Discovery of girl’s body prompts nationwide protests in Spain
Father suspected of killing six-year-old and dumping body at sea, amid surge in domestic violence.
Protests against gender-based violence are to be held across Spain after the discovery of the body of a six-year-old girl who is suspected to have been murdered by her father and dumped at sea.
A surge in domestic violence cases has coincided with the end of Spain’s state of emergency restrictions last month.
On Thursday afternoon, search teams looking for two sisters, who were taken by their father at the end of April, recovered the body of the elder child, Olivia, six. She was found inside a sports bag, weighed down with an anchor, at a depth of 1,000 metres about three miles (5km) off the coast of her home island of Tenerife.
A similar but empty bag was found nearby by an oceanographic research ship equipped with specialist sonar. Officers from Spain’s Guardia Civil police force are continuing to search for Olivia’s one-year-old sister, Anna, and for the girls’ father, Tomás Gimeno.
Their mother, Beatriz Zimmerman, told officers her ex-husband had phoned to tell her she would never see the girls again after he took them on 27 April.
The case has shocked and angered Spain. The prime minister, Pedro Sánchez, said on Twitter on Thursday night: “I can’t imagine the pain of the mother of little Anna and Olivia, who had disappeared in Tenerife, given the terrible news we’ve just had. I’m sending a hug, my love, and that of my whole family, who today stand in solidarity with Beatriz and her loved ones.”
Irene Montero, who serves as equality minister in Sánchez’s socialist-led coalition government, also sent her condolences and attacked what she called the “vicarious violence” of the case. “There are no words to help Beatriz in this moment of terrible pain,” she said on Twitter. “This violence committed against women who are mothers to hit them where it hurts the most is a national issue. We are here to do whatever is necessary.”
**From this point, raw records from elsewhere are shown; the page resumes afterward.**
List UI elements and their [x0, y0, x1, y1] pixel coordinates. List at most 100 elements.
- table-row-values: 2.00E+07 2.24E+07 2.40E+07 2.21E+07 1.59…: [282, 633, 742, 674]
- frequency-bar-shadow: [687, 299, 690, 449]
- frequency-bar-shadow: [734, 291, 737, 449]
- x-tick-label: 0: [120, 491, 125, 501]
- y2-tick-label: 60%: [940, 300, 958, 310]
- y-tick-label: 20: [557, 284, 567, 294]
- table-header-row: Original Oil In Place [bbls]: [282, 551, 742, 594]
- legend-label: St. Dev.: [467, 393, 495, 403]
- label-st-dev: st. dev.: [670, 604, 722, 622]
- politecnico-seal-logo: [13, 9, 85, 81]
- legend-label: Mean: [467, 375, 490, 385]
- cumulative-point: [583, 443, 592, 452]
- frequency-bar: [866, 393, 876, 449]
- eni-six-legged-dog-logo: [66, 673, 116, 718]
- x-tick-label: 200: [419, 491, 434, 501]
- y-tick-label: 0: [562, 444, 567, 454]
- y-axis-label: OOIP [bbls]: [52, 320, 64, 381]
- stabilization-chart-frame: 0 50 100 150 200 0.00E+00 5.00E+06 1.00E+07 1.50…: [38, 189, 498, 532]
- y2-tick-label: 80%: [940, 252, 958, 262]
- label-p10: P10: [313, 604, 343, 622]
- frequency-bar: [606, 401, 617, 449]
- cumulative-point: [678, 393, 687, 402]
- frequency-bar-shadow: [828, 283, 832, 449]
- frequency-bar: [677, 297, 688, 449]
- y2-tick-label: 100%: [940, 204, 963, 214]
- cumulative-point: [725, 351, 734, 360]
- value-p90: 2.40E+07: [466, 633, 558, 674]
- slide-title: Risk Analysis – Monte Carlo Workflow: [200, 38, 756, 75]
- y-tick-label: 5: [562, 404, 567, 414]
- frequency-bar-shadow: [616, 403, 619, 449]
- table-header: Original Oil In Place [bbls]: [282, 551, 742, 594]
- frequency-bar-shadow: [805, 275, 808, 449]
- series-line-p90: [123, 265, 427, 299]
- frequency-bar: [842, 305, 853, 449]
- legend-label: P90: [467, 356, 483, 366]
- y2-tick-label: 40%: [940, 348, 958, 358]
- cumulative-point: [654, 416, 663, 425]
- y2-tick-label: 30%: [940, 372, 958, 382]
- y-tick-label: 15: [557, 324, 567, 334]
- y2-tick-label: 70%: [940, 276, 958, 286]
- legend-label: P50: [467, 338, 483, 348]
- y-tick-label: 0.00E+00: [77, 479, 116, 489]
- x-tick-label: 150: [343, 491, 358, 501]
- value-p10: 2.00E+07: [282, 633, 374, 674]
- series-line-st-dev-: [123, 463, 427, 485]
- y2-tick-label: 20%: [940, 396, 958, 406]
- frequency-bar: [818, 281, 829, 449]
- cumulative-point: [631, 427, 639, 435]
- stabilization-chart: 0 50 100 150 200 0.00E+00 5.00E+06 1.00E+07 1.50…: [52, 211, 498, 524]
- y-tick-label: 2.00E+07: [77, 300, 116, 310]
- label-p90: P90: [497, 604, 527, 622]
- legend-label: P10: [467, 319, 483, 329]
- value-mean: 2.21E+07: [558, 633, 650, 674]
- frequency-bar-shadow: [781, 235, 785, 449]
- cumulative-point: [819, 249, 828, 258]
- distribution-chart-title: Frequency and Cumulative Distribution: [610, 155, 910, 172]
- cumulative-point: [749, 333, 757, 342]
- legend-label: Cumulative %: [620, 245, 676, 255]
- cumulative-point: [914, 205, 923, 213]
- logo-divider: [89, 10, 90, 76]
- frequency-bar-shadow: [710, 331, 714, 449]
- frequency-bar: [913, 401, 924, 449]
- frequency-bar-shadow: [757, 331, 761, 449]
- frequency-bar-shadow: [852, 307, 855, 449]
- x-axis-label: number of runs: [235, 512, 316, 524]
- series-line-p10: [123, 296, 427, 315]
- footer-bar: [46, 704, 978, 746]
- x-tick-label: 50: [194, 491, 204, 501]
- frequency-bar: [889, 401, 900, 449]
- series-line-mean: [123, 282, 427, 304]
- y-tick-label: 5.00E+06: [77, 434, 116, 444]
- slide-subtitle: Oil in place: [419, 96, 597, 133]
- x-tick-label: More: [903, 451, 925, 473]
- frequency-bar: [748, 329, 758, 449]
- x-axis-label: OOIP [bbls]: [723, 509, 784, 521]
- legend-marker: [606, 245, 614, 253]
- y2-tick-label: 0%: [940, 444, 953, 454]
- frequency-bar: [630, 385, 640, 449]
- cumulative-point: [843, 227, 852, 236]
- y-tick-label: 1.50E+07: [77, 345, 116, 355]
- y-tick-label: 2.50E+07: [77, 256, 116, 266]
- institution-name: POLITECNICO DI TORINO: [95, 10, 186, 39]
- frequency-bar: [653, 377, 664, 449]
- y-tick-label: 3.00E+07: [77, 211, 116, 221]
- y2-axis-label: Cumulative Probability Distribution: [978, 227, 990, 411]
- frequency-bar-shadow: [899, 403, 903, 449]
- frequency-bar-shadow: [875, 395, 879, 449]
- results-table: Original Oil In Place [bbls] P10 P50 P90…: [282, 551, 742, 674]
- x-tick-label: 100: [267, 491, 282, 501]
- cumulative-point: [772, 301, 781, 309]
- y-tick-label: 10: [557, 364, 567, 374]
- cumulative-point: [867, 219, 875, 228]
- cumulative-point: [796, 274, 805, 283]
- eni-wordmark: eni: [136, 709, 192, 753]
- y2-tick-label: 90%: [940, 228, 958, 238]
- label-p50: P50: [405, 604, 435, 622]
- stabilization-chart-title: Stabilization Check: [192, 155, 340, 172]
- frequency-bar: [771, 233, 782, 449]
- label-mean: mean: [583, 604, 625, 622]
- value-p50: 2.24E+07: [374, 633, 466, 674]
A few hours later, Montero also offered her sympathy to the family of a teenager, Rocío Caíz, 17, who is thought to have been the 18th woman to be murdered by a partner or ex-partner in Spain this year. On Thursday evening, Caíz’s 23-year-old former boyfriend confessed to her murder in the southern region of Seville.
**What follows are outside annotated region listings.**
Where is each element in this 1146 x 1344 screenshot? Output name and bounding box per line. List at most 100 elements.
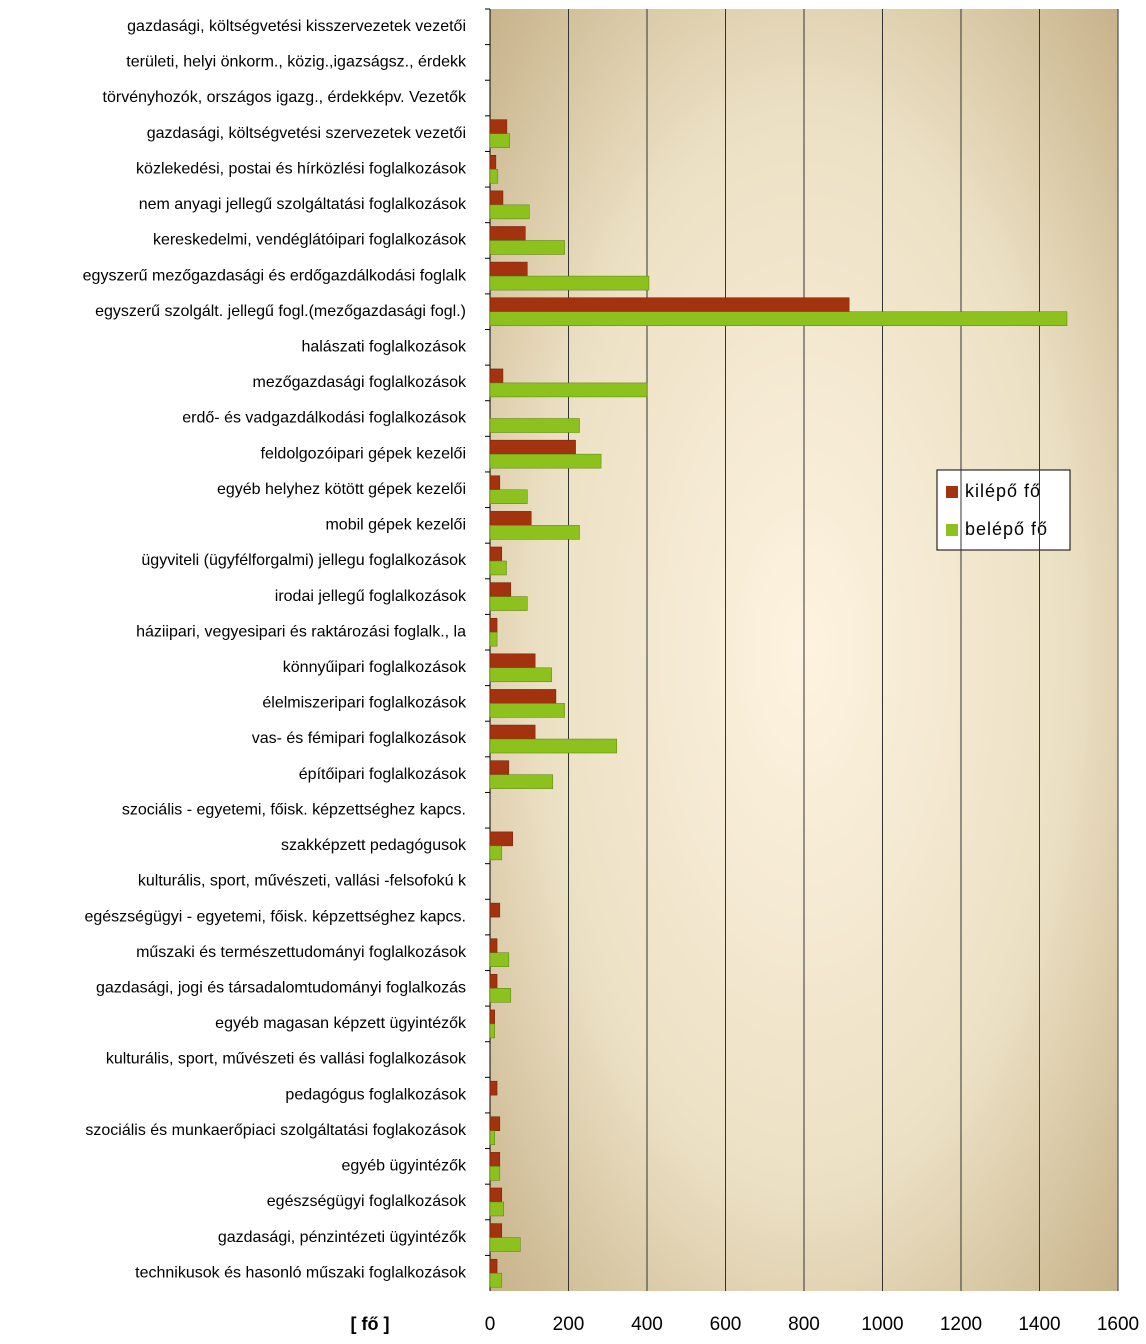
bar [489, 133, 510, 148]
bar [489, 1201, 504, 1217]
y-tick-label: kereskedelmi, vendéglátóipari foglalkozá… [153, 232, 467, 249]
bar [489, 525, 580, 540]
bar [489, 311, 1068, 326]
bar [489, 1187, 503, 1203]
y-tick-label: mobil gépek kezelői [325, 517, 466, 534]
bar [489, 226, 526, 241]
bar [489, 1223, 503, 1238]
bar [489, 845, 503, 861]
y-tick-label: technikusok és hasonló műszaki foglalkoz… [135, 1264, 467, 1281]
bar [489, 631, 498, 647]
bar [489, 1258, 498, 1274]
y-tick-label: gazdasági, költségvetési szervezetek vez… [147, 125, 466, 142]
y-tick-label: építőipari foglalkozások [299, 766, 467, 783]
bar [489, 724, 536, 740]
x-tick-label: 200 [553, 1314, 585, 1335]
bar [489, 653, 536, 669]
bar [489, 1166, 501, 1181]
y-tick-label: mezőgazdasági foglalkozások [253, 374, 467, 391]
bar [489, 667, 552, 683]
bar [489, 560, 507, 576]
bar [489, 453, 602, 469]
bar [489, 511, 532, 526]
y-tick-label: gazdasági, jogi és társadalomtudományi f… [96, 980, 466, 997]
y-tick-label: egészségügyi - egyetemi, főisk. képzetts… [84, 908, 466, 925]
x-tick-label: 1600 [1097, 1314, 1139, 1335]
bar [489, 831, 514, 847]
bar [489, 596, 528, 611]
bar [489, 988, 512, 1003]
x-tick-label: 1000 [861, 1314, 903, 1335]
bar [489, 155, 497, 170]
y-tick-label: ügyviteli (ügyfélforgalmi) jellegu fogla… [141, 552, 467, 569]
bar [489, 774, 554, 789]
bar [489, 119, 508, 134]
x-tick-label: 1200 [940, 1314, 982, 1335]
bar [489, 489, 528, 504]
y-tick-label: szociális - egyetemi, főisk. képzettségh… [122, 801, 466, 818]
bar [489, 1023, 495, 1039]
y-tick-label: műszaki és természettudományi foglalkozá… [136, 944, 467, 961]
y-tick-label: nem anyagi jellegű szolgáltatási foglalk… [139, 196, 467, 213]
x-tick-label: 800 [788, 1314, 820, 1335]
y-tick-label: egyéb magasan képzett ügyintézők [215, 1015, 467, 1032]
y-tick-label: kulturális, sport, művészeti és vallási … [106, 1051, 467, 1068]
bar [489, 1152, 501, 1167]
x-tick-label: 400 [631, 1314, 663, 1335]
x-tick-label: 1400 [1018, 1314, 1060, 1335]
bar [489, 240, 565, 255]
y-tick-label: szociális és munkaerőpiaci szolgáltatási… [85, 1122, 467, 1139]
bar [489, 204, 530, 220]
bar [489, 169, 499, 184]
y-tick-label: erdő- és vadgazdálkodási foglalkozások [182, 410, 467, 427]
bar [489, 418, 580, 433]
bar [489, 275, 650, 291]
x-tick-label: 600 [710, 1314, 742, 1335]
bar [489, 382, 648, 398]
y-tick-label: háziipari, vegyesipari és raktározási fo… [136, 623, 466, 640]
y-tick-label: törvényhozók, országos igazg., érdekképv… [103, 89, 467, 106]
bar [489, 261, 528, 277]
bar [489, 1272, 503, 1288]
y-tick-label: szakképzett pedagógusok [281, 837, 467, 854]
y-tick-label: gazdasági, pénzintézeti ügyintézők [218, 1229, 467, 1246]
bar [489, 368, 504, 384]
y-tick-label: irodai jellegű foglalkozások [275, 588, 467, 605]
bar [489, 1116, 501, 1131]
y-tick-label: kulturális, sport, művészeti, vallási -f… [138, 873, 467, 890]
bar [489, 760, 510, 775]
legend-swatch [946, 486, 958, 498]
bar [489, 703, 565, 718]
y-tick-label: halászati foglalkozások [301, 339, 467, 356]
y-tick-label: vas- és fémipari foglalkozások [252, 730, 467, 747]
legend-box [936, 469, 1071, 551]
y-tick-label: pedagógus foglalkozások [285, 1086, 467, 1103]
y-tick-label: egyszerű mezőgazdasági és erdőgazdálkodá… [83, 267, 467, 284]
legend-label: kilépő fő [965, 481, 1041, 501]
bar [489, 439, 576, 455]
bar [489, 952, 510, 967]
bar [489, 1130, 495, 1145]
y-tick-label: könnyűipari foglalkozások [283, 659, 467, 676]
y-tick-label: egészségügyi foglalkozások [267, 1193, 467, 1210]
bar [489, 902, 501, 918]
bar [489, 1009, 495, 1025]
y-tick-label: egyszerű szolgált. jellegű fogl.(mezőgaz… [95, 303, 466, 320]
legend: kilépő fő belépő fő [936, 469, 1071, 551]
bar [489, 974, 498, 989]
y-tick-label: egyéb helyhez kötött gépek kezelői [217, 481, 466, 498]
bar [489, 1237, 521, 1252]
bar [489, 938, 498, 953]
bar [489, 582, 512, 597]
bar [489, 617, 498, 633]
legend-label: belépő fő [965, 519, 1048, 539]
bar [489, 297, 850, 312]
y-tick-label: egyéb ügyintézők [341, 1158, 467, 1175]
y-tick-label: feldolgozóipari gépek kezelői [261, 445, 466, 462]
y-tick-label: élelmiszeripari foglalkozások [262, 695, 467, 712]
x-tick-label: 0 [485, 1314, 496, 1335]
bar [489, 689, 557, 704]
bar [489, 1080, 498, 1096]
bar [489, 738, 618, 754]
Since the Spanish government began recording gender-based violence murders in 2003, it has registered the killing of 1,095 women. Since 2013, 39 children have been murdered in cases of domestic violence.
In the five weeks since Spain’s Covid-19 state of emergency was lifted on 9 May, 10 women have been murdered by current or former partners. Experts suggest the increase could be because of women trying to escape abusive situations after the end of lockdown.
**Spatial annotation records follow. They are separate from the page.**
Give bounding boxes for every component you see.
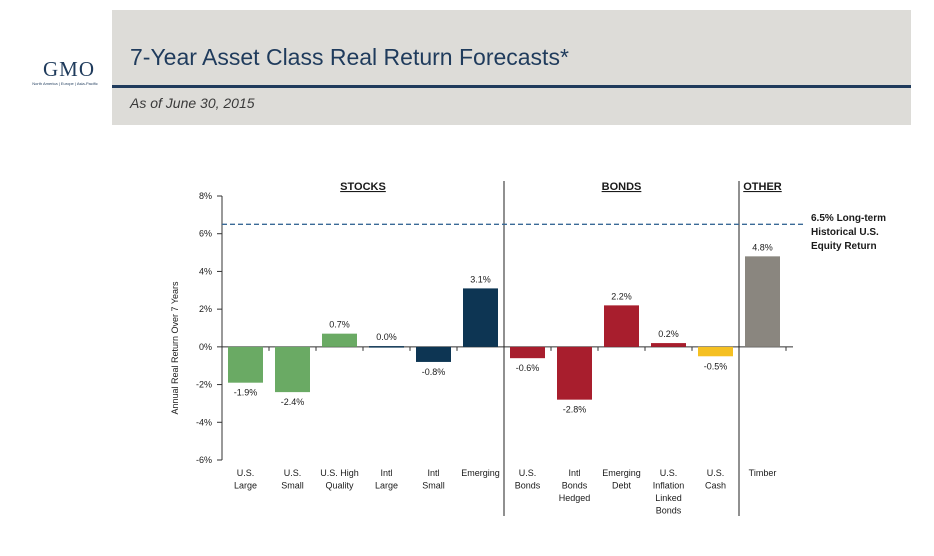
bar (463, 288, 498, 347)
bar-value-label: 4.8% (752, 242, 773, 252)
category-label: Intl (568, 468, 580, 478)
bar-value-label: -0.6% (516, 363, 540, 373)
gmo-logo: GMO (42, 57, 95, 81)
category-label: Emerging (602, 468, 641, 478)
y-tick-label: 4% (199, 266, 212, 276)
bar-value-label: -1.9% (234, 388, 258, 398)
reference-line-label: 6.5% Long-term (811, 213, 886, 224)
bar (698, 346, 733, 357)
bar (557, 346, 592, 400)
group-header-bonds: BONDS (602, 181, 642, 193)
bar (228, 346, 263, 383)
header-band (112, 10, 911, 125)
y-tick-label: -4% (196, 417, 212, 427)
category-label: Linked (655, 493, 682, 503)
bar (604, 305, 639, 347)
category-label: Hedged (559, 493, 591, 503)
bar (651, 343, 686, 347)
y-tick-label: 2% (199, 304, 212, 314)
category-label: Large (375, 481, 398, 491)
bar (369, 346, 404, 348)
group-header-stocks: STOCKS (340, 181, 386, 193)
category-label: U.S. (660, 468, 678, 478)
bar (416, 346, 451, 362)
category-label: Cash (705, 481, 726, 491)
bar-value-label: 0.2% (658, 329, 679, 339)
category-label: U.S. High (320, 468, 359, 478)
category-label: U.S. (237, 468, 255, 478)
category-label: Intl (380, 468, 392, 478)
reference-line-label: Equity Return (811, 241, 877, 252)
bar (510, 346, 545, 359)
category-label: Emerging (461, 468, 500, 478)
logo-subtitle: North America | Europe | Asia-Pacific (32, 81, 98, 86)
category-label: Large (234, 481, 257, 491)
category-label: Bonds (562, 481, 588, 491)
bar-value-label: 0.0% (376, 332, 397, 342)
category-label: Quality (325, 481, 354, 491)
y-tick-label: 0% (199, 342, 212, 352)
category-label: U.S. (519, 468, 537, 478)
category-label: Bonds (656, 506, 682, 516)
category-label: U.S. (284, 468, 302, 478)
bar-value-label: -0.8% (422, 367, 446, 377)
bar-value-label: -0.5% (704, 361, 728, 371)
y-tick-label: 8% (199, 191, 212, 201)
logo-area: GMO North America | Europe | Asia-Pacifi… (0, 10, 112, 125)
header-rule (112, 85, 911, 88)
page-title: 7-Year Asset Class Real Return Forecasts… (130, 44, 569, 70)
category-label: Small (422, 481, 445, 491)
group-header-other: OTHER (743, 181, 782, 193)
reference-line-label: Historical U.S. (811, 227, 879, 238)
category-label: Intl (427, 468, 439, 478)
category-label: Small (281, 481, 304, 491)
bar-value-label: 2.2% (611, 291, 632, 301)
category-label: Debt (612, 481, 632, 491)
category-label: Bonds (515, 481, 541, 491)
category-label: Timber (749, 468, 777, 478)
bar-value-label: 0.7% (329, 320, 350, 330)
category-label: U.S. (707, 468, 725, 478)
y-axis-label: Annual Real Return Over 7 Years (170, 281, 180, 415)
bar (745, 256, 780, 347)
bar-value-label: -2.4% (281, 397, 305, 407)
bar (322, 333, 357, 347)
category-label: Inflation (653, 481, 685, 491)
bar (275, 346, 310, 393)
y-tick-label: -6% (196, 455, 212, 465)
bar-value-label: 3.1% (470, 274, 491, 284)
page-subtitle: As of June 30, 2015 (130, 95, 255, 111)
y-tick-label: -2% (196, 380, 212, 390)
bar-value-label: -2.8% (563, 405, 587, 415)
y-tick-label: 6% (199, 229, 212, 239)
On Friday, Victoria Rosell, the government’s anti-gender-based violence delegate, told Spanish radio: “We’d warned that gender-based violence was one pandemic on top of another. As we get past the Covid-19 pandemic, we’re seeing what was underneath it.”
The rise in murders and the discovery of Olivia’s body has prompted a wave of “urgent protests” that will take place outside town halls across Spain on Friday night under slogans such as “If you touch one of us, you touch all of us”.